On Sep 23, 6:51 pm, Leigh <[email protected]> wrote:
> Larry and Mark,
>
> OK, you are both correct.  I wasn't using IE and didn't notice
> the javascript error.  I will try and follow Mark's advice to
> get some debugging tools, but in the meantime, does either of
> you have a simple explanation for what is going on in this code?

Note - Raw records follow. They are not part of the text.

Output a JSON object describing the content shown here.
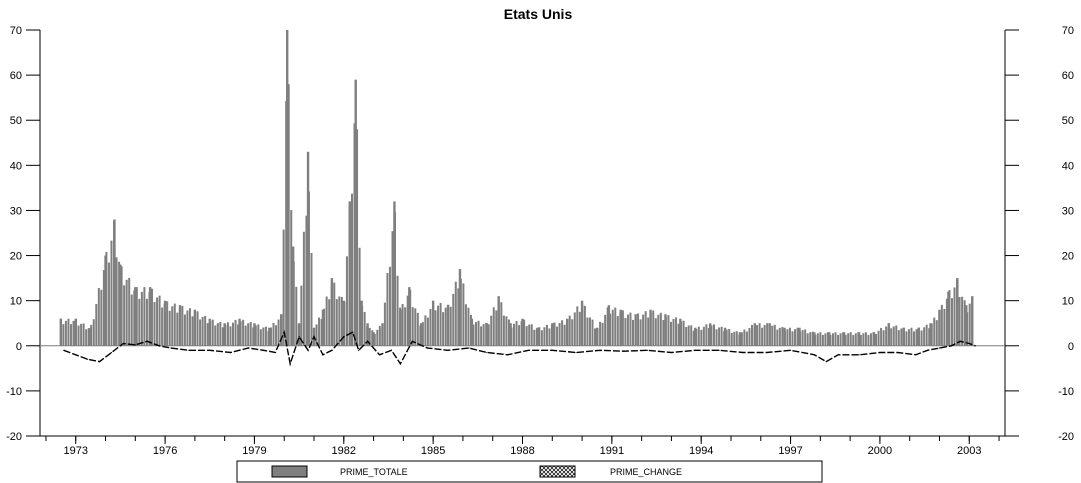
{
  "chart_data": {
    "type": "bar",
    "title": "Etats Unis",
    "xlabel": "",
    "ylabel": "",
    "ylim": [
      -20,
      70
    ],
    "y_ticks": [
      -20,
      -10,
      0,
      10,
      20,
      30,
      40,
      50,
      60,
      70
    ],
    "y_tick_labels": [
      "-20",
      "-10",
      "0",
      "10",
      "20",
      "30",
      "40",
      "50",
      "60",
      "70"
    ],
    "x_range": [
      1971.8,
      2004.2
    ],
    "x_ticks": [
      1973,
      1976,
      1979,
      1982,
      1985,
      1988,
      1991,
      1994,
      1997,
      2000,
      2003
    ],
    "x_tick_labels": [
      "1973",
      "1976",
      "1979",
      "1982",
      "1985",
      "1988",
      "1991",
      "1994",
      "1997",
      "2000",
      "2003"
    ],
    "grid": false,
    "legend_position": "bottom",
    "colors": {
      "bars": "#7f7f7f",
      "line": "#000000",
      "axis": "#000000"
    },
    "series": [
      {
        "name": "PRIME_TOTALE",
        "kind": "bar",
        "x": [
          1972.5,
          1973.0,
          1973.5,
          1974.0,
          1974.3,
          1974.5,
          1975.0,
          1975.5,
          1976.0,
          1976.5,
          1977.0,
          1977.5,
          1978.0,
          1978.5,
          1979.0,
          1979.5,
          1979.9,
          1980.1,
          1980.3,
          1980.5,
          1980.8,
          1981.0,
          1981.3,
          1981.6,
          1982.0,
          1982.2,
          1982.4,
          1982.6,
          1982.8,
          1983.0,
          1983.3,
          1983.7,
          1983.9,
          1984.2,
          1984.6,
          1985.0,
          1985.5,
          1985.9,
          1986.3,
          1986.8,
          1987.2,
          1987.6,
          1988.0,
          1988.5,
          1989.0,
          1989.5,
          1990.0,
          1990.5,
          1990.9,
          1991.3,
          1991.8,
          1992.3,
          1992.8,
          1993.3,
          1993.8,
          1994.3,
          1994.8,
          1995.3,
          1995.8,
          1996.3,
          1996.8,
          1997.3,
          1997.8,
          1998.3,
          1998.8,
          1999.3,
          1999.8,
          2000.3,
          2000.8,
          2001.3,
          2001.7,
          2002.0,
          2002.3,
          2002.6,
          2002.9,
          2003.1
        ],
        "values": [
          6,
          6,
          4,
          20,
          28,
          18,
          13,
          13,
          10,
          9,
          8,
          6,
          5,
          6,
          5,
          4,
          7,
          70,
          22,
          5,
          43,
          4,
          8,
          15,
          10,
          32,
          59,
          10,
          5,
          3,
          5,
          32,
          8,
          13,
          5,
          10,
          9,
          17,
          6,
          5,
          11,
          5,
          6,
          4,
          5,
          6,
          10,
          4,
          9,
          8,
          7,
          8,
          7,
          6,
          4,
          5,
          4,
          3,
          5,
          5,
          4,
          4,
          3,
          3,
          3,
          3,
          3,
          5,
          4,
          4,
          5,
          8,
          12,
          15,
          9,
          11
        ]
      },
      {
        "name": "PRIME_CHANGE",
        "kind": "line",
        "x": [
          1972.6,
          1973.0,
          1973.4,
          1973.8,
          1974.2,
          1974.6,
          1975.0,
          1975.4,
          1975.8,
          1976.2,
          1976.8,
          1977.5,
          1978.2,
          1978.8,
          1979.3,
          1979.7,
          1980.0,
          1980.2,
          1980.5,
          1980.8,
          1981.0,
          1981.3,
          1981.6,
          1982.0,
          1982.3,
          1982.5,
          1982.8,
          1983.2,
          1983.6,
          1983.9,
          1984.3,
          1984.8,
          1985.5,
          1986.2,
          1986.8,
          1987.5,
          1988.2,
          1989.0,
          1989.8,
          1990.6,
          1991.4,
          1992.2,
          1993.0,
          1993.8,
          1994.6,
          1995.4,
          1996.2,
          1997.0,
          1997.8,
          1998.2,
          1998.6,
          1999.3,
          2000.0,
          2000.6,
          2001.2,
          2001.6,
          2002.0,
          2002.4,
          2002.7,
          2003.0,
          2003.2
        ],
        "values": [
          -1,
          -2,
          -3,
          -3.5,
          -1.5,
          0.5,
          0.2,
          1,
          0,
          -0.5,
          -1,
          -1,
          -1.5,
          -0.5,
          -1,
          -1.5,
          3,
          -4,
          2,
          -1,
          2,
          -2,
          -1,
          2,
          3,
          -1,
          1,
          -2,
          -1,
          -4,
          1,
          -0.5,
          -1,
          -0.5,
          -1.5,
          -2,
          -1,
          -1,
          -1.5,
          -1,
          -1.2,
          -1,
          -1.5,
          -1,
          -1,
          -1.5,
          -1.5,
          -1,
          -2,
          -3.5,
          -2,
          -2,
          -1.5,
          -1.5,
          -2,
          -1,
          -0.5,
          0,
          1,
          0.5,
          0
        ]
      }
    ]
  }
}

>  Why is j ever becoming equal to 2?  The whole thing is in a
> simple for loop, with j=0;j<2;j+
> +.  How does it ever get to be 2?

The directions call is asynchronous.  The loop fires off 2 requests
for directions, incrementing j to 2.  Sometime later the responses
come back.  Inside the callback function it tries to access
directionDisplay[2] and that doesn't exist.

  -- Larry

>
> By the way, I know you are correct.  I put some alerts in, and what I
> see is j starting at 0, then becoming 1, and then for whatever reason
> it is 2 by the time the callback function is called.  There must be
> something basic I am missing here.  I figured that the loop would be
> exactly the same as the commented out code below (which works fine)

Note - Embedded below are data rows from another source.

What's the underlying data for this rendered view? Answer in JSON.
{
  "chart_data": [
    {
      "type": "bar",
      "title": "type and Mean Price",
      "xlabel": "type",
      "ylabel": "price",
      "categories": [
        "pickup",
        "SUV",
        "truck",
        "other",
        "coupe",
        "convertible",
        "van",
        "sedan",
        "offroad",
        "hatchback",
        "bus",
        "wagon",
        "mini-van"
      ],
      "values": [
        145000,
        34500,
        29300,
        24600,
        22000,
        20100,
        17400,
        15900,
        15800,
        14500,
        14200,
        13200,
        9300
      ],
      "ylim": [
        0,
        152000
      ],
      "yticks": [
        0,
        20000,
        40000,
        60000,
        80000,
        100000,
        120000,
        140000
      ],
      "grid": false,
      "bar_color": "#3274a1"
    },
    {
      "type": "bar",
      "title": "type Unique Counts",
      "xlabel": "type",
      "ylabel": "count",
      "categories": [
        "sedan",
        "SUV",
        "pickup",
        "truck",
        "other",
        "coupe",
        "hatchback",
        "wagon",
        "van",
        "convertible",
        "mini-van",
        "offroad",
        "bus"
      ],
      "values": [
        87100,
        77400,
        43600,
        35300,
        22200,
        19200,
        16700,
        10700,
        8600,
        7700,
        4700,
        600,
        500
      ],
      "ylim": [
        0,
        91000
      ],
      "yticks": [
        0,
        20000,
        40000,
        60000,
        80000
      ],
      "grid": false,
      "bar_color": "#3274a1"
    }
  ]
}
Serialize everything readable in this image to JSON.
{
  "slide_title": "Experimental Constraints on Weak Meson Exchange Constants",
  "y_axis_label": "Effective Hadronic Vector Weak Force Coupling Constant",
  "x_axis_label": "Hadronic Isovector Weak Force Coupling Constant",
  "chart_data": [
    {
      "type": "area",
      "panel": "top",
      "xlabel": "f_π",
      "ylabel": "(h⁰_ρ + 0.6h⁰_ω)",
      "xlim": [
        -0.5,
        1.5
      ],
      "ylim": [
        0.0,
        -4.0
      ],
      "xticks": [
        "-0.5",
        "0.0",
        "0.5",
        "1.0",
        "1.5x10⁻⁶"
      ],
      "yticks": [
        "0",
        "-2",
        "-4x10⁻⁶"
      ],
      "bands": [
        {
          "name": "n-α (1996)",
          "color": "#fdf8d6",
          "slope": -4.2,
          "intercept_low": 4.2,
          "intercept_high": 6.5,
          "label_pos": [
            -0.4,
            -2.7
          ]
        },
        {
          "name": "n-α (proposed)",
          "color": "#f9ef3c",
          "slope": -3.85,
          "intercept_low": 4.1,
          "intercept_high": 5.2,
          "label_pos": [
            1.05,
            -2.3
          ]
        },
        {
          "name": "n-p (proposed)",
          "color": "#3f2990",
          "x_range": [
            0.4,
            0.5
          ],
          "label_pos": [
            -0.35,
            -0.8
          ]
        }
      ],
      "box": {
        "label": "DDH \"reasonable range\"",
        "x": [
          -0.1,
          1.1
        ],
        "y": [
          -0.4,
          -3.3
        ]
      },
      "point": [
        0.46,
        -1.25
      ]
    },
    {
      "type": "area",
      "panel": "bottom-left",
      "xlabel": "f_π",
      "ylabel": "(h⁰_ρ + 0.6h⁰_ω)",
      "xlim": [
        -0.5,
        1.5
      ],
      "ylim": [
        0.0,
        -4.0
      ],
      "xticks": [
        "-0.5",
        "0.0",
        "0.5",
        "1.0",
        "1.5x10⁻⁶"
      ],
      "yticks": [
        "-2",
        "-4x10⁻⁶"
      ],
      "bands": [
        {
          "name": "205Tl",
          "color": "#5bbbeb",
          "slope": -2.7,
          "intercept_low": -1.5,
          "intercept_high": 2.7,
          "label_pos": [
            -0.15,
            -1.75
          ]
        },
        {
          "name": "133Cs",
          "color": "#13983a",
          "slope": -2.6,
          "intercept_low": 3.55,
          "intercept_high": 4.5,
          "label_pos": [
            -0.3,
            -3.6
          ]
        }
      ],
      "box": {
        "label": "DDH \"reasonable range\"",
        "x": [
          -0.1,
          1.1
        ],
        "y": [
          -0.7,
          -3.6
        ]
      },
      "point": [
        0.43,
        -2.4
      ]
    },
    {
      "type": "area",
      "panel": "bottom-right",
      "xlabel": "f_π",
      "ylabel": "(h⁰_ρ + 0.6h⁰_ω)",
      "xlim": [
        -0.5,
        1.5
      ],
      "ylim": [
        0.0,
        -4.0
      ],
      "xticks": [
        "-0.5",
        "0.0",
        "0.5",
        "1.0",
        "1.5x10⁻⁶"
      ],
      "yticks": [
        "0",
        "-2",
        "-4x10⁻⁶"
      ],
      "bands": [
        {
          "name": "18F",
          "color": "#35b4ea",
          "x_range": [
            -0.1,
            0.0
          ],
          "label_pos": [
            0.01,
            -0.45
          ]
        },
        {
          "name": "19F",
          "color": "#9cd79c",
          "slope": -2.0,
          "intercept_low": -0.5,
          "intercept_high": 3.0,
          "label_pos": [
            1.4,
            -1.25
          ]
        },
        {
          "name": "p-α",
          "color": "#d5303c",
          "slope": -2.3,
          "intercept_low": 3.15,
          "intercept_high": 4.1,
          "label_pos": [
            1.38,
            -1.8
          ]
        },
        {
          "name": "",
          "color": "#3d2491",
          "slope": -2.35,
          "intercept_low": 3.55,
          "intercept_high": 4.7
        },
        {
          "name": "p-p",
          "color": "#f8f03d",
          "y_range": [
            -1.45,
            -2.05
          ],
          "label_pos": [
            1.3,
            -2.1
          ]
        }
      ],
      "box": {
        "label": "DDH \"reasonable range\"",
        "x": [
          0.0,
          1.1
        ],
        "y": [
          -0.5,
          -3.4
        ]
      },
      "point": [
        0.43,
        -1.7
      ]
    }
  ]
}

> but obviously it's not.  What completely obvious thing am I missing?
>
> Leigh
>
> On Sep 23, 6:08 pm, Mark <[email protected]> wrote:
>
>
>
> > Larry is spot on.  In IE8, with the MS Script debugger, I see
> > directionsDisplay[...]' is null or not an object  useIndex.html, line
> > 53 character 14
>
> > As an aside, while I was doing my Googlemaps project, for the
> > debugging part I was using MS Script debugger in IE8 to show me errors
> > like this and Netbeans IDE to step through code line by line, with
> > watches etc.  A mixture of the two worked for me.